Não existe uma regra fixa para isso: às vezes, o presente é retratado
pelo hexagrama inicial, enquanto que o futuro fica indicado pelas
linhas móveis e pelo hexagrama final. Outras vezes, no entanto,
poderemos reconhecer que o hexagrama inicial e as linhas falam
dos antecedentes de nossa questão e que o hexagrama final retrata
o presente ou o futuro imediato.
Bibliografia
1.
Richard Wilhelm. I Ching, o Livro
das Mutações. Ed. Pensamento.
É considerada a melhor versão do texto chinês, feita
originalmente para o alemão. Tem mais de 500 páginas; a parte essencial para
consultas, no entanto, está entre as páginas 29 e 196, e apresenta todos os hexagramas.
Livro indispensável para quem quiser conhecer a fundo
a simbologia do I Ching.
Para o iniciante, a dificuldade está em encontrar, no
meio do livro, as instruções para sorteio.
2.
John Blofeld. I Ching, o Livro
das Transmutações. Ed. Record.
Tradução simplificada, cujo valor principal está na introdução
acessível e didática para utilização do livro. A apresentação da edição brasileira
traz uma visão geral dos princípios yin-yang, que pode ser muito útil aos iniciantes.

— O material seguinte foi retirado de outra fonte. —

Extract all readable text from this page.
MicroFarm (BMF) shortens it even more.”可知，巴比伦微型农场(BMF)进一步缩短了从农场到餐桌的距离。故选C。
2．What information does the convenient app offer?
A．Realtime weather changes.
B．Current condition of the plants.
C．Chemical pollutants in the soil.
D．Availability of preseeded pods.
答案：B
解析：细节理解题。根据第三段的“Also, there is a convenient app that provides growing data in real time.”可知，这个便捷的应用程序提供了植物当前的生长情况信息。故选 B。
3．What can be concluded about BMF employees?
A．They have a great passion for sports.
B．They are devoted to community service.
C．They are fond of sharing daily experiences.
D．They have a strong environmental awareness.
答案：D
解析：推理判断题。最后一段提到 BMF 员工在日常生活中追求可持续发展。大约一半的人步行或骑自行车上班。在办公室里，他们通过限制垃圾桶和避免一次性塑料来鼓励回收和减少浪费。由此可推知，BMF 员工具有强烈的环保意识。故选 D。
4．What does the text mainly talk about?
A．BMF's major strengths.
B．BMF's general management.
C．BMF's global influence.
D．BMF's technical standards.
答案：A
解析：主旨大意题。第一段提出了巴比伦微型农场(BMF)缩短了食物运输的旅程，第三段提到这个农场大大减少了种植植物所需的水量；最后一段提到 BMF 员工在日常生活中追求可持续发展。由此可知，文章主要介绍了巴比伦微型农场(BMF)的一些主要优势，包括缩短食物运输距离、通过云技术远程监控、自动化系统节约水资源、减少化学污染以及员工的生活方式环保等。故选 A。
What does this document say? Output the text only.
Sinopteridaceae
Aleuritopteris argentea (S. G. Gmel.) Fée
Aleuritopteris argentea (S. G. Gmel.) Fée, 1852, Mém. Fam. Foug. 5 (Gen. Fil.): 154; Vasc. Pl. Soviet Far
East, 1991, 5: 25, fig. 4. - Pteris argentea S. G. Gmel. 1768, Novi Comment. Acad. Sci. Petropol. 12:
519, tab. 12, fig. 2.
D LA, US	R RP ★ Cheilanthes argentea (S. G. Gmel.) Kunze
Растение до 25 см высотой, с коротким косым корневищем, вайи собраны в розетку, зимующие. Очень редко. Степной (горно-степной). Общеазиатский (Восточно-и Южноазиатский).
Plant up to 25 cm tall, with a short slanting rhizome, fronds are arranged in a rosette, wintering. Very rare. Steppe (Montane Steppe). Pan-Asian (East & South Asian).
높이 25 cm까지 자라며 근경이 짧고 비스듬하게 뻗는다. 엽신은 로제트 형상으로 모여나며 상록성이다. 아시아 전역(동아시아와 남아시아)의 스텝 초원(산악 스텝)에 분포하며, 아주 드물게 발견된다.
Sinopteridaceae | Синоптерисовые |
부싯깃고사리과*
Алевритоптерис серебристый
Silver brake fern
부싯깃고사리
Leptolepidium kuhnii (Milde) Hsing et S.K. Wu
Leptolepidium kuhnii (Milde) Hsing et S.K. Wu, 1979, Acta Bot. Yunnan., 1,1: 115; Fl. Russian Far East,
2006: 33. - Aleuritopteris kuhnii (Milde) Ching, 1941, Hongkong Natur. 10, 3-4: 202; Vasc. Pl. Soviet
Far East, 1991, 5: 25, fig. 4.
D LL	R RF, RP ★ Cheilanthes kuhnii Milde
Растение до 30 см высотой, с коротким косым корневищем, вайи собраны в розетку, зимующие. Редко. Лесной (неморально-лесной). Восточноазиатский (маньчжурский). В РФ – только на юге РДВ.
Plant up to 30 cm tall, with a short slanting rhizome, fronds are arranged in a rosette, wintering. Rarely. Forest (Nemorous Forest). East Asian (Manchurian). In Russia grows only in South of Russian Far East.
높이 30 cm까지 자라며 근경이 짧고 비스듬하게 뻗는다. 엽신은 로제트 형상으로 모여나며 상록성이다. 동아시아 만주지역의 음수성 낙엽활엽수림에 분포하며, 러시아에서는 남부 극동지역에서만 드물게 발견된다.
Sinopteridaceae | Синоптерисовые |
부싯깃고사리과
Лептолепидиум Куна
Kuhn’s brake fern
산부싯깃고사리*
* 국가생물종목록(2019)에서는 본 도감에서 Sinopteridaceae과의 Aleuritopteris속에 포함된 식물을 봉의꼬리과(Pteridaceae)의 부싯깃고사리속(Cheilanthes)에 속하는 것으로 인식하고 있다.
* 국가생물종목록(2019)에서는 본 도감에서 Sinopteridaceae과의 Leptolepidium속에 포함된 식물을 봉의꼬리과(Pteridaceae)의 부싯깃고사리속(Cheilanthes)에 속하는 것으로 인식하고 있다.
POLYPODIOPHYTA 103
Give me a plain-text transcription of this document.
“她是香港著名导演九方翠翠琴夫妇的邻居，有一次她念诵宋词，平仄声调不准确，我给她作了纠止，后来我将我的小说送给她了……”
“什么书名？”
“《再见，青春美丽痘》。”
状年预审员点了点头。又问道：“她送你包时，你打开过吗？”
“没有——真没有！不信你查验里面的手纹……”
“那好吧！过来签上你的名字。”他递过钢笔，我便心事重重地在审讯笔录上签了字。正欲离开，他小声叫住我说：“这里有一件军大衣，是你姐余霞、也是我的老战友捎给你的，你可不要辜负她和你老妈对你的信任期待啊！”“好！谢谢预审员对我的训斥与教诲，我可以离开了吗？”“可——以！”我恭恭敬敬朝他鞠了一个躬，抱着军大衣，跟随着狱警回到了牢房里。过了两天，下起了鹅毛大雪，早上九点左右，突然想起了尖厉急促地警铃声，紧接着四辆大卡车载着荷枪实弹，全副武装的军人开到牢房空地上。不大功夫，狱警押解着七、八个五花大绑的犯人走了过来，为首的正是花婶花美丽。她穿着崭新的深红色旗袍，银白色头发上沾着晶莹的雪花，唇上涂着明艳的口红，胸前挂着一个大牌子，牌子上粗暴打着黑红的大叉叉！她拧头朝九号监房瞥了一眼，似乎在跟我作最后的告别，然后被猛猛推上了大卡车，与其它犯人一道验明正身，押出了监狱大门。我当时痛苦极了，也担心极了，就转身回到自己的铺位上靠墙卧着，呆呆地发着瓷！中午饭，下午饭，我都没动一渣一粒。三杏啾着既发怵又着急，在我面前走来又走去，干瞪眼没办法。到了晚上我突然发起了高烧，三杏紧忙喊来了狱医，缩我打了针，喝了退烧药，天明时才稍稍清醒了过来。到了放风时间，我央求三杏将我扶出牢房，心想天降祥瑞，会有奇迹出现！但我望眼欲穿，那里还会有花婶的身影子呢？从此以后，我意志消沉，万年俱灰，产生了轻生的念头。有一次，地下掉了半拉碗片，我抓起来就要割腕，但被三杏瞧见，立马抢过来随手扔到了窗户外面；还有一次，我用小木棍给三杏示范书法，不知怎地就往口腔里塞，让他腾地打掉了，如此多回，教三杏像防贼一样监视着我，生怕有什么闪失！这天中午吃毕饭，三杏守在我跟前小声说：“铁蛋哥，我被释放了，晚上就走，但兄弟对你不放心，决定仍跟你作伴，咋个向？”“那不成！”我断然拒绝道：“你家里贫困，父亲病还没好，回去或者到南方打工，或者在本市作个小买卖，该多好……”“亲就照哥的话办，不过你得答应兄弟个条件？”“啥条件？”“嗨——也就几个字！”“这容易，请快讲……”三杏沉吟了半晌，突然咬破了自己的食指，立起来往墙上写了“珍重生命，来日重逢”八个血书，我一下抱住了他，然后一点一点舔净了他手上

Tome cuidado com um ponto: a tabela de sorteio com moedas,
na página 75, está incorreta.
3.
Carol Anthony. O Guia do I Ching.
Rio de Janeiro, Ed. Nova Fronteira.
Um bom livro de estudo de cada hexagrama, que discute
a compreensão dos significados práticos dos símbolos e imagens do texto traduzido
por Wilhelm.
4.
Wu Jyh Cheng. I Ching, a Alquimia
dos Números. Editora Objetiva.
Livro que estuda elementos simbólicos do I Ching sob
vários ângulos, inclusive o numerológico. Seu autor, radicado no Rio Janeiro,
traduziu material diretamente do chinês para o português e dá uma ótima contribuição
para os estudos do Livro.
Não está voltado para o iniciante que quer aprender a
utilizar o I Ching como oráculo, mas é indispensável aos estudiosos brasileiros.
5.
Richard Wilhelm. A Sabedoria do
I Ching. Mutação e Permanência. Ed. Pensamento.
Estudo do próprio tradutor do I Ching ao alemão, que
trata dos princípios filosóficos do Livro.
6.
James Legge. I Ching, o Livro
das Mutações. Hemus, Livraria Editora
Uma tradução clássica, que ajuda os estudiosos a encontrarem
alternativas dos significados dos hexagramas. Sua leitura, entretanto, é muito
confusa para os iniciantes.
7.
Pe. Joaquim A. de Jesus Guerra. O Livro das Mutações (Yeg Keq).
Macau, Jesuítas Portugueses, 1984.
Apresenta a mesma dificuldade de leitura que a tradução
de Legge, agravada pela edição mal cuidada. Pode ser muito útil, contudo, para
o estudioso examinar outras possibilidades de compreensão do original chinês.